What customers want next, he says, is Pico everywhere so that they can take opportunities and get to market quickly. The expansion plan has already implemented colocation services at HK2, HK5 and HKX in Hong Kong, SGX and SG1 in Singapore, and TY3 in Toyo this year, and more are to come. Next on the plan are colocation services in Korea, Taiwan and the Philippines, with Australia, Indonesia, Malaysia following towards the end of the year and, perhaps, India and China. Hamann comments: “The global climate is fostering interest in trading across Europe and Asia.”

The company is also looking at the potential of building presence in other regions, particularly Eastern Europe, excluding Russia on the basis of sanctions, the Middle East and South America.

Pico has over 240 clients on a global basis, ranging from Tier 1 investment banks to two or three man algo shops. There are also high-frequency traders, market makers, exchanges, matching engines and IT teams buying market data from the company for their clients use. It is also talking to regulators struggling to manage huge data volumes about how it could help.

As it extends its colocation network, Pico is not standing still on the product and service front, most recently introducing a global connectivity ring that expands the private and proprietary low-latency PicoNet backbone to major financial data centres in North America, Europe and Asia.

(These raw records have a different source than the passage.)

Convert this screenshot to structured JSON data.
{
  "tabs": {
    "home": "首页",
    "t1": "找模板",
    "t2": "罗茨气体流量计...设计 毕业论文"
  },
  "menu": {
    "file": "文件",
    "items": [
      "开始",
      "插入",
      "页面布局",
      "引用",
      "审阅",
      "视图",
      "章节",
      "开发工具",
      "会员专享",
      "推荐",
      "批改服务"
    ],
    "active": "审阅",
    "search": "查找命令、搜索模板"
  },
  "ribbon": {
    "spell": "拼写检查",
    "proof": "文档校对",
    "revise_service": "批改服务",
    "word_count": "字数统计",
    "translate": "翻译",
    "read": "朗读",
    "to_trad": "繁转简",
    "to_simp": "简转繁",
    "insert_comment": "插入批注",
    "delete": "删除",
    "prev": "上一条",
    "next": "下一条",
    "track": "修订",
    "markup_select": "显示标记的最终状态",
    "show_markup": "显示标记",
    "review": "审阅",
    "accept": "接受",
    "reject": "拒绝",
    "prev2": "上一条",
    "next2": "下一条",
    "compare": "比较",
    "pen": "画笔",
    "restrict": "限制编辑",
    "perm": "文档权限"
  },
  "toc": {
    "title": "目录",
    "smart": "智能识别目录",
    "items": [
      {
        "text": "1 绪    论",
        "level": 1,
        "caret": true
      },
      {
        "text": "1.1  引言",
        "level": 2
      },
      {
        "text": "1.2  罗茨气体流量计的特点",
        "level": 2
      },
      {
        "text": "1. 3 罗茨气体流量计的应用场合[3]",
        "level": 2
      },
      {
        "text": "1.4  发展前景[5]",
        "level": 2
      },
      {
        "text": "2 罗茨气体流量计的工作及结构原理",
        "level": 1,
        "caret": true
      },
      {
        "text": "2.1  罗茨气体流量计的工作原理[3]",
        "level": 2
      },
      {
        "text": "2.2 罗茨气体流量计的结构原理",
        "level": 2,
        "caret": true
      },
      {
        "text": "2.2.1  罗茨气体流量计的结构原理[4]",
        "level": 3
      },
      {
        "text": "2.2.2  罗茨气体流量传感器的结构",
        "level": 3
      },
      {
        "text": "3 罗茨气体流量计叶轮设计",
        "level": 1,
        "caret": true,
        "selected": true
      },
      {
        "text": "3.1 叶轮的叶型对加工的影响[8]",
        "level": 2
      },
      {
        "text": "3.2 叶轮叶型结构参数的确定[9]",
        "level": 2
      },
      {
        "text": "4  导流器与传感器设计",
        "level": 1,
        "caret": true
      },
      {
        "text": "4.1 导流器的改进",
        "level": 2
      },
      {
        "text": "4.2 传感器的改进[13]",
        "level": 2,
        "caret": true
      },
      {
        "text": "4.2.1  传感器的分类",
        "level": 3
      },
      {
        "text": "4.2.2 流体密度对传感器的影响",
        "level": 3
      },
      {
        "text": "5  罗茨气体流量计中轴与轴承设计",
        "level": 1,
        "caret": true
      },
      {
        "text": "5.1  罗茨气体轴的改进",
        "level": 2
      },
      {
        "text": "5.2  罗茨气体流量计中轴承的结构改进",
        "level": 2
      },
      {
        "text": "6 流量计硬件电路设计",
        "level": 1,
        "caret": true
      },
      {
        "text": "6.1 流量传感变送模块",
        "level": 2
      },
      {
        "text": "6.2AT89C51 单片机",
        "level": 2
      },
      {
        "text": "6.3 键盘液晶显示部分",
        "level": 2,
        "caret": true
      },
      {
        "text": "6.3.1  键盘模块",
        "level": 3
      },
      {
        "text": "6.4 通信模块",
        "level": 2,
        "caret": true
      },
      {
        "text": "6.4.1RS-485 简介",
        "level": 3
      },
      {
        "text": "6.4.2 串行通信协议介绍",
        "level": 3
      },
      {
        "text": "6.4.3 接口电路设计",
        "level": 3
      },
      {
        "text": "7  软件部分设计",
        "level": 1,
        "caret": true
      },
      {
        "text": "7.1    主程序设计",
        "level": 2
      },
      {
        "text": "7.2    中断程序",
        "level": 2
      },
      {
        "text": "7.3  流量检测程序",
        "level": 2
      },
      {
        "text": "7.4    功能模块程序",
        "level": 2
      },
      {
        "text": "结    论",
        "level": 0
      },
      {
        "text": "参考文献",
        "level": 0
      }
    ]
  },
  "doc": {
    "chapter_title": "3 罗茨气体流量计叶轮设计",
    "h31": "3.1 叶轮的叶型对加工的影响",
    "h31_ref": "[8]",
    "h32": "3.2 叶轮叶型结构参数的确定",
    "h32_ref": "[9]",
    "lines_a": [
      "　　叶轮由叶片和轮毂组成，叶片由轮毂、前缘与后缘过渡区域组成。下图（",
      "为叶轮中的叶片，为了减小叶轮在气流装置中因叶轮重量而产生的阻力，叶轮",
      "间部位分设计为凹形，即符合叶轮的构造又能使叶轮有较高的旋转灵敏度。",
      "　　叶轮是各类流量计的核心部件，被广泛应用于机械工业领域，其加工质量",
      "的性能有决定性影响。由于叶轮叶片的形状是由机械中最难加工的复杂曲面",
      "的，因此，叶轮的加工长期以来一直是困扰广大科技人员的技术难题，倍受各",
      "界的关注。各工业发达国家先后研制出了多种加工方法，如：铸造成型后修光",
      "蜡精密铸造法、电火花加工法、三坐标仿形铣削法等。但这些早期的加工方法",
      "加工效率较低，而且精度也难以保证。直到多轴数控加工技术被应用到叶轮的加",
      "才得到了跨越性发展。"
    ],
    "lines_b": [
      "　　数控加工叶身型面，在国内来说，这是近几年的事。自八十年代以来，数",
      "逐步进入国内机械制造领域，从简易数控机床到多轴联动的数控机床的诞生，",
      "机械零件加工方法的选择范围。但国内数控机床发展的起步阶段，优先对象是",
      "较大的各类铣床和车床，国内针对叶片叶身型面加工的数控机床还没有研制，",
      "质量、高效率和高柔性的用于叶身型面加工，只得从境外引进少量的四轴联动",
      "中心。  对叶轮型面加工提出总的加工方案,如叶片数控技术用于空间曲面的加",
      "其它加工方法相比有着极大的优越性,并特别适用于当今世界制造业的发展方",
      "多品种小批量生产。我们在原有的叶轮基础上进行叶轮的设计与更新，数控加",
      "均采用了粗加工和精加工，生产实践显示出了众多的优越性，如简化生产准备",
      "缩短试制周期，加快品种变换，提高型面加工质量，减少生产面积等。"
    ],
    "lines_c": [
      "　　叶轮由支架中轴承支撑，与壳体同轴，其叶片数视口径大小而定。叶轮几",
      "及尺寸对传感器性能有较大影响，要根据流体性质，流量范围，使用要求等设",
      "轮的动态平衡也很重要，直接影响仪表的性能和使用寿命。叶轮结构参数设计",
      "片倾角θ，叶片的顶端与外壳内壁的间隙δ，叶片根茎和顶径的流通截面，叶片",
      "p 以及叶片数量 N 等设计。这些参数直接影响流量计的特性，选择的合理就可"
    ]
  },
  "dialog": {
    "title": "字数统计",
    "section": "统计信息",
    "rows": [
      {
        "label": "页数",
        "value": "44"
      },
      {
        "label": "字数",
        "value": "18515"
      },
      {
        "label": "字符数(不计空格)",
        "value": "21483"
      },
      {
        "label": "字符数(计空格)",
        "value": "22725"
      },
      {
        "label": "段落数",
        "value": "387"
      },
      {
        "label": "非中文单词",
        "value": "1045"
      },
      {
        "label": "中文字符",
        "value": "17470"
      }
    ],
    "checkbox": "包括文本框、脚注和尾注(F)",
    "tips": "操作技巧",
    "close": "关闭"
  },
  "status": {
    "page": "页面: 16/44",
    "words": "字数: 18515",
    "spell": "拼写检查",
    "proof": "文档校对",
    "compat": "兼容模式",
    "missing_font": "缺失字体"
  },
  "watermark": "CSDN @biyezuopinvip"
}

Hamann explains that the company’s previous focus was on building its offering in the US and European regions and connectivity was tailored for this with 10Gbps low latency diverse connectivity between the US and Europe, with more limited bandwidth through Asia for specific customer solutions. To meet customer needs as its global footprint has rapidly expanded, including a growing presence in the major Asian trading centres, Pico has upgraded to 10Gbps globally with full diversity while connecting the recognised major regional centres of Tokyo, New York and London, creating the new global ring.

Existing customers will not have to make any changes, but will benefit from access to additional markets and services that can be delivered at market-leading latencies between the US, EU and APAC regions. Hamann says the global ring is the first of its kind to combine carrier-grade connectivity with cost-effective scale and resiliency. He adds: “Now, every client has direct access to global markets including our high-quality market datasets.”

Answering a final question about whether Pico will go public, Hamann concludes: “Not now, that would be a distraction.”